The switch, as part of a safety system, had a corporate reliability verification testing target of R95/C90 (95% reliability at 90% confidence). Using a success run criteria for testing to a bogy with 0 failures allowed, the required sample size was 44 parts. Unfortunately, the supplier’s test fixture could test only 12 parts at a time. One approach would have been to divide the parts into 4 groups, each tested to 850,000 cycles. The test fixture would be occupied for about 3,400,000 cycles. Since switch failures were not allowed, any switch failures would result in more test-and-fix actions and more test cycles.

Instead an extended life test strategy was selected that would use 12 parts, cycled to 2,200,000 cycles. Failures would be allowed if they occurred after 850,000 cycles and if analysis indicated that the corporate target of R95/C90 at 850,000 cycles was satisfied. The advantages of this test plan included reduced sample sizes, checking for wearout beyond the test bogy, shorter fixture time, and an opportunity to root cause switch failures.

Test Results

The first failure was a broken spring at 650,000 cycles. The spring experienced a fatigue failure, which was removed by changing the spring design to reduce stresses. The switches continued to be tested and another occurred at 2,200,000 cycles. The spring showed wear marks from a plastic shaft that prevented column buckling of the spring. The shaft was constructed from a glass filled plastic. It was proposed that sharp edges on the glass filler abraded the spring, so the glass was removed from the plastic shaft.
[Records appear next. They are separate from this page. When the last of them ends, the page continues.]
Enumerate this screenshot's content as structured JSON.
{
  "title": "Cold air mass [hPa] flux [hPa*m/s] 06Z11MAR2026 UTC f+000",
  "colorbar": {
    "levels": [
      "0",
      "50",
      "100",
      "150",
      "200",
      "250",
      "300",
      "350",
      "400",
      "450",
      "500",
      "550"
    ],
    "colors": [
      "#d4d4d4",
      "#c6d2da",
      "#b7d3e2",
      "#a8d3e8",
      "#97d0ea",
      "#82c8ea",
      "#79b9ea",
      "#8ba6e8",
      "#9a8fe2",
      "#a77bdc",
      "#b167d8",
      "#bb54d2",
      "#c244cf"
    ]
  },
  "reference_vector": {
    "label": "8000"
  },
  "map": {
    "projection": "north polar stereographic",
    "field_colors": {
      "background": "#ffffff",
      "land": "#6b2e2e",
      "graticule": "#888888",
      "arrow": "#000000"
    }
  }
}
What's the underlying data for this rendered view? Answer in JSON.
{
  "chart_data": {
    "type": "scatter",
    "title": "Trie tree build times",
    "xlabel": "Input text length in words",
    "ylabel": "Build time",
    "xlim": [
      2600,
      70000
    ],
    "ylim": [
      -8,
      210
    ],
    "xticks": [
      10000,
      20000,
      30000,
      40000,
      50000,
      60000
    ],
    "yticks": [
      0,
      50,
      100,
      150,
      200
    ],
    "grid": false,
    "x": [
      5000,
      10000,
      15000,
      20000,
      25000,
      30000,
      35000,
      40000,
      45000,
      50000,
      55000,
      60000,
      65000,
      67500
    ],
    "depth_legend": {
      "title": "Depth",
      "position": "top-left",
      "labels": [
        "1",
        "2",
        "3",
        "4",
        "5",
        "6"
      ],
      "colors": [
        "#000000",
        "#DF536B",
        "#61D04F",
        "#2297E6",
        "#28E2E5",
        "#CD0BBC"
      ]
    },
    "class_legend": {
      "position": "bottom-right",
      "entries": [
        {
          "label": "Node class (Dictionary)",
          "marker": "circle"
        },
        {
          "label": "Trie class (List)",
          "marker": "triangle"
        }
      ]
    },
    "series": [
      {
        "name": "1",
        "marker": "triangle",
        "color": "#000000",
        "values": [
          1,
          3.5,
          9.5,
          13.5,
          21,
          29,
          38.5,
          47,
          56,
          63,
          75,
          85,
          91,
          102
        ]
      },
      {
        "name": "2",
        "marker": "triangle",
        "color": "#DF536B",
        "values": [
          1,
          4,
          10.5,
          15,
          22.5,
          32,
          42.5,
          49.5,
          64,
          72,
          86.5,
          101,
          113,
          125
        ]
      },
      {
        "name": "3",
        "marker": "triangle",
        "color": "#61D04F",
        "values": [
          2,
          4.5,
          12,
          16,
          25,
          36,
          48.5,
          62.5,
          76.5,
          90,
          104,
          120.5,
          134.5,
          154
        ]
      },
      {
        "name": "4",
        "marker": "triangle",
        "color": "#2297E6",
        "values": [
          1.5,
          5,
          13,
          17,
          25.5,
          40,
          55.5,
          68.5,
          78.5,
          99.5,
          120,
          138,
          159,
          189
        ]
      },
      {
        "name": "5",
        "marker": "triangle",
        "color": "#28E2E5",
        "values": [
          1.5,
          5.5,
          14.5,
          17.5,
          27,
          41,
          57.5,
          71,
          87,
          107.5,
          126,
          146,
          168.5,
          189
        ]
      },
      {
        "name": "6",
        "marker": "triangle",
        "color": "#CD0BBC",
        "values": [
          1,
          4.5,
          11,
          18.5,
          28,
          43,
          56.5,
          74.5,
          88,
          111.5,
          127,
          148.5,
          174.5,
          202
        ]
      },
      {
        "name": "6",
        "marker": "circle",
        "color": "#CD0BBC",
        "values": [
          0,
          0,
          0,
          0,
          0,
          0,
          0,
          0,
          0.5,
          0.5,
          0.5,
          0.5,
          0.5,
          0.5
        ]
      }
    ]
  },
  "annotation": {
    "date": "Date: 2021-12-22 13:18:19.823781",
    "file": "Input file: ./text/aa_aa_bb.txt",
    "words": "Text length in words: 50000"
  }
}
After these product changes, a final set of parts was tested to 4,000,000 cycles without failure. The switch was put into production without any safety or warranty issues. The costs of these design changes were minimal so the switch price was unchanged.

Conclusion

Verification testing targets can be based on customer usage.
Applicable corporate and regulatory requirements must be satisfied.
Extended life testing reduced total test time and sample sizes.
Extended life testing provided an opportunity to search for failure modes beyond the test bogy.
Root cause analysis of failed parts identified design weaknesses.
To eliminate failure modes, low cost design changes may be effective.